COVID-19 emerged as one of drastic pandemics in human history. It was first reported in December 2019 in the Wuhan city China, and soon after, the virus got spread to entire world. Coronavirus has affected millions of people, who either got sick or died due to the spread of this disease. With the passage of time, multiple variants of Covid-19 have emerged and are mutating continually. The world has experienced multiple waves and thus, it did not come to an end yet even after 2 years of spread. People are required on following extensive precautions such as hygiene protocol, social distancing, wearing of masks, and getting vaccinated etc. Along with direct impact of COVID-19 on physical health, the pandemic has given rise to indirect sufferers in the form of mental health.
It is widely noticed that the pandemic has promptly affected our day-to-day life, businesses, disrupted the world trade and caused movement restrictions. Multiple sectors are affected by the COVID-19 outbreak, leading to business closure or reduced productivity; these sectors include but are not limited to sports, Information and electronics industry, pharmaceuticals industry, and tourism. The situation has not only resulted into financial loss and unemployment on massive scale but vis-a-vis has given rise to mental health issues.
Due to the spread of virus, Countries banned gatherings of people to prevent the spread and break the exponential curve. Many countries locked their population and enforced strict quarantine to control the spread of the chaos of this highly infectious disease. At the peak of the COVID lockdown, more than 160 countries had mandated some form of school closures for at least 1.5 billion children and youth. Which affected not just their education but also their physical activities.
In addition, COVID-19 has disrupted social fabric across the world. People interact with each other more frequently on online means than in physical. For a country like Pakistan where people are knitted closely, the movement restrictions and lockdown situations have cause mental health issues including fear, loneliness, panic and aggression.
Moreover, many people have lost their jobs and are facing hardships. In a country like Pakistan, where mental health is not given due attention, it is imperative now that along with vaccination drive, serious efforts be made to tackle the escalating issue of mental health.

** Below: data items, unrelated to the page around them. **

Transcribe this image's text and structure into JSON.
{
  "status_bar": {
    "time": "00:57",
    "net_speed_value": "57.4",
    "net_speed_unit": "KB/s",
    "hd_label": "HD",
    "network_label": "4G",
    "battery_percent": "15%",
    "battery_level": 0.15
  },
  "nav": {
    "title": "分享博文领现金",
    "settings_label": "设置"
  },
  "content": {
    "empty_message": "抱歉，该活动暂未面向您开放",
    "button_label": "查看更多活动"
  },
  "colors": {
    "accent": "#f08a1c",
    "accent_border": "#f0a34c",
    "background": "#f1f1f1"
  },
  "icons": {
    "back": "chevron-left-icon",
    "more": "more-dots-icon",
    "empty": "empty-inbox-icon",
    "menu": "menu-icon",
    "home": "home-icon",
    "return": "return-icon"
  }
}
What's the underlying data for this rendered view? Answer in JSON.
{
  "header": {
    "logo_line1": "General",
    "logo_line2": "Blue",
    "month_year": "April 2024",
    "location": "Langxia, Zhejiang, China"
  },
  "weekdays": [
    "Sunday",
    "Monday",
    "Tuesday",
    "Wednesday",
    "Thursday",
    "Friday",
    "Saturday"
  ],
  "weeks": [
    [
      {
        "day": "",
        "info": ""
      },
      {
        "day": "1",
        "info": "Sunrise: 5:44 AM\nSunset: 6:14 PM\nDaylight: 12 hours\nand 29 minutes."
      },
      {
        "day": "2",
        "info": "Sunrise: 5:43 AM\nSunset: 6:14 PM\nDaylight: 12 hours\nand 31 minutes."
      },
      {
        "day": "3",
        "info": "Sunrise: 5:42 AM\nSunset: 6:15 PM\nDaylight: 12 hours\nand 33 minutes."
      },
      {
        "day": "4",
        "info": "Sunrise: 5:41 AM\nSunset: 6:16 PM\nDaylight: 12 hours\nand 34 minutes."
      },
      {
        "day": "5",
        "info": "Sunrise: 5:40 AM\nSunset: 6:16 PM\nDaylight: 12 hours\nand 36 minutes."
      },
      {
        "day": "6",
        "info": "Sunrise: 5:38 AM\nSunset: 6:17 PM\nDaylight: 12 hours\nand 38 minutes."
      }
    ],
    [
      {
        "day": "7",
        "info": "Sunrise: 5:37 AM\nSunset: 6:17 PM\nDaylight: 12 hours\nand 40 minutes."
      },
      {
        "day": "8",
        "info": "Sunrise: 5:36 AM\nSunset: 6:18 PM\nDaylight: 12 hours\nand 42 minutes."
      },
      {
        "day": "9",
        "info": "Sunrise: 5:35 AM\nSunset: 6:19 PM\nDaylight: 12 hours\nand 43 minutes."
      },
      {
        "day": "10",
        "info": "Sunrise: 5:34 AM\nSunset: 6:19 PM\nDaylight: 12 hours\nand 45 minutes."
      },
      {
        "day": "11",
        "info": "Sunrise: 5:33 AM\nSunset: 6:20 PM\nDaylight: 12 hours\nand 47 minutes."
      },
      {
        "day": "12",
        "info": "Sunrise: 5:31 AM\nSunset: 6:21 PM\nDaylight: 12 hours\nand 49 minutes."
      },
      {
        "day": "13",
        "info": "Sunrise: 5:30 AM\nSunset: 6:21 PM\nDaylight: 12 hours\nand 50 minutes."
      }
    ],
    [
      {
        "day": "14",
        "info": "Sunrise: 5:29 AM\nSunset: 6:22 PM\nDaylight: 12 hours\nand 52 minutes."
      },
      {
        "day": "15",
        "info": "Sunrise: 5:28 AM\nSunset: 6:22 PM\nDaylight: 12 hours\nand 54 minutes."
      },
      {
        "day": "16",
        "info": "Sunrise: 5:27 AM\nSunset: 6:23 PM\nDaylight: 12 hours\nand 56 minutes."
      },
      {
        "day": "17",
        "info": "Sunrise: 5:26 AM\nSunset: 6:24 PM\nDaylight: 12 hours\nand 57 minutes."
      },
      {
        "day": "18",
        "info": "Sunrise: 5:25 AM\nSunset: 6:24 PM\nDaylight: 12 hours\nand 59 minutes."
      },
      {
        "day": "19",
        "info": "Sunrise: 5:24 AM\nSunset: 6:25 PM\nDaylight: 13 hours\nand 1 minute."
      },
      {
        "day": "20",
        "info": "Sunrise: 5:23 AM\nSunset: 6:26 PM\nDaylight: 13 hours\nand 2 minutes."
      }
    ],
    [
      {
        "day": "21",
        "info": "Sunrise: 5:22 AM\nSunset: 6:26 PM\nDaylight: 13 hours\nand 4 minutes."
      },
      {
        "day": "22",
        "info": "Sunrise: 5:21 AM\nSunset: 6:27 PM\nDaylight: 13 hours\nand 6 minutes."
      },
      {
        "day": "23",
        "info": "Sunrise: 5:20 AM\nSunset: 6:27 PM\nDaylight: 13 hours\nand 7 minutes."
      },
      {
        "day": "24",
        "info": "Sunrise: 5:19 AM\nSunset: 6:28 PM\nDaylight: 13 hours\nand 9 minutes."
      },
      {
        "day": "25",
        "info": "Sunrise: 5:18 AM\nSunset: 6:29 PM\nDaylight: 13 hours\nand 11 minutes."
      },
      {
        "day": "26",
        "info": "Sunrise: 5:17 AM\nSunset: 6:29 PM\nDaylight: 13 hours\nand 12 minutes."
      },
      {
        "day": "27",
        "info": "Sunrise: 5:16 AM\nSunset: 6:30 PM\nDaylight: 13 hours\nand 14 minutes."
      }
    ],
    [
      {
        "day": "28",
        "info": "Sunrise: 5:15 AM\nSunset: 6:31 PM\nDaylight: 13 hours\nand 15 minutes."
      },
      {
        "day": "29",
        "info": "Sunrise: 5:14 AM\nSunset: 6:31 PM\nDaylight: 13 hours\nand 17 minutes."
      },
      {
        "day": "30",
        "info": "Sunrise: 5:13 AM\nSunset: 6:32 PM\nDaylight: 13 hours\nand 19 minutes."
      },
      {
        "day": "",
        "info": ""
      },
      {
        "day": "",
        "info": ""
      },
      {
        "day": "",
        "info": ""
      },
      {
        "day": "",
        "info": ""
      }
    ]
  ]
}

The fear of COVID-19 and resultant impact, the ratio of people to committing suicide or indulged into domestic violence has increased. The similar situation is observed in Pakistan where 23 of the suicide cases are reported to be linked with COVID-19 (Mamun & Griffiths, 2020). If not tackled meticulously, it is expected mental health crises in Pakistan would become serious in coming years. The situation will not improve on its own and therefor, government along with private sector need to undertake certain interventions where people are not just given awareness but be provided with mental health counselling.
It is encouraging to see that some of the organizations have already realized the hazards of COVID led mental health issues and have started campaigns to cope the risks. A similar campaign is initiated by a consortium comprising CESVI, Concern Worldwide, HELVETAS Swiss Intercooperation, ACTED, Welthungerhilfe, International Medical Corps, and Medecins du Monde funded by European Civil Protection and Humanitarian Aid Operations (ECHO), launched a Risk Communication and Community Engagement project “Improving National Capacity to Respond to COVID-19 Pandemic in 24 Districts of Pakistan”. The aim of the intervention is to support Government of Pakistan in tackling health crisis by inculcating behavior change through 360 degree media campaign. The two main themes of the campaign are: a. Preventive Measures of COVID 19, and b. Mental Health & Psychosocial support during the pandemic.
Keeping in mind the behavioral aspect, a campaign ‘’Ehtiyat Wahid Nijaat’’ is launched under the same initiative to sensitize masses about the importance of consultation with experts about mental health. The campaign will employ various communication and awareness vehicles such as Radio and TV programs in national and regional languages to maximize the reach and understanding at grassroots level and rural communities. Apart from media component, the campaign also includes “Khayal” helpline which will provide access to psychological experts across the country free of cost. Furthermore, the standees comprising of COVID-19 prevention messaging and highlighting mental health issues are placed at public interaction places e.g. bus terminals, railway stations, malls, government offices and other high visibility areas to ensure that message reaches out to maximum population across the country.
The fact that many private organizations and individuals have come forwards realizing the sensitivity of the issue and have taken certain initiatives to correct the worsening situation resulted by pandemic is quite promising. Mentally stressed people are wondering around us, with a small attention we may find them within our social circle. Now is the time that along with initiatives such as “Ehtiyaat Wahid Nijat”, people at individual capacity also start playing their part by providing guidance, assistance and counselling to those who are in need.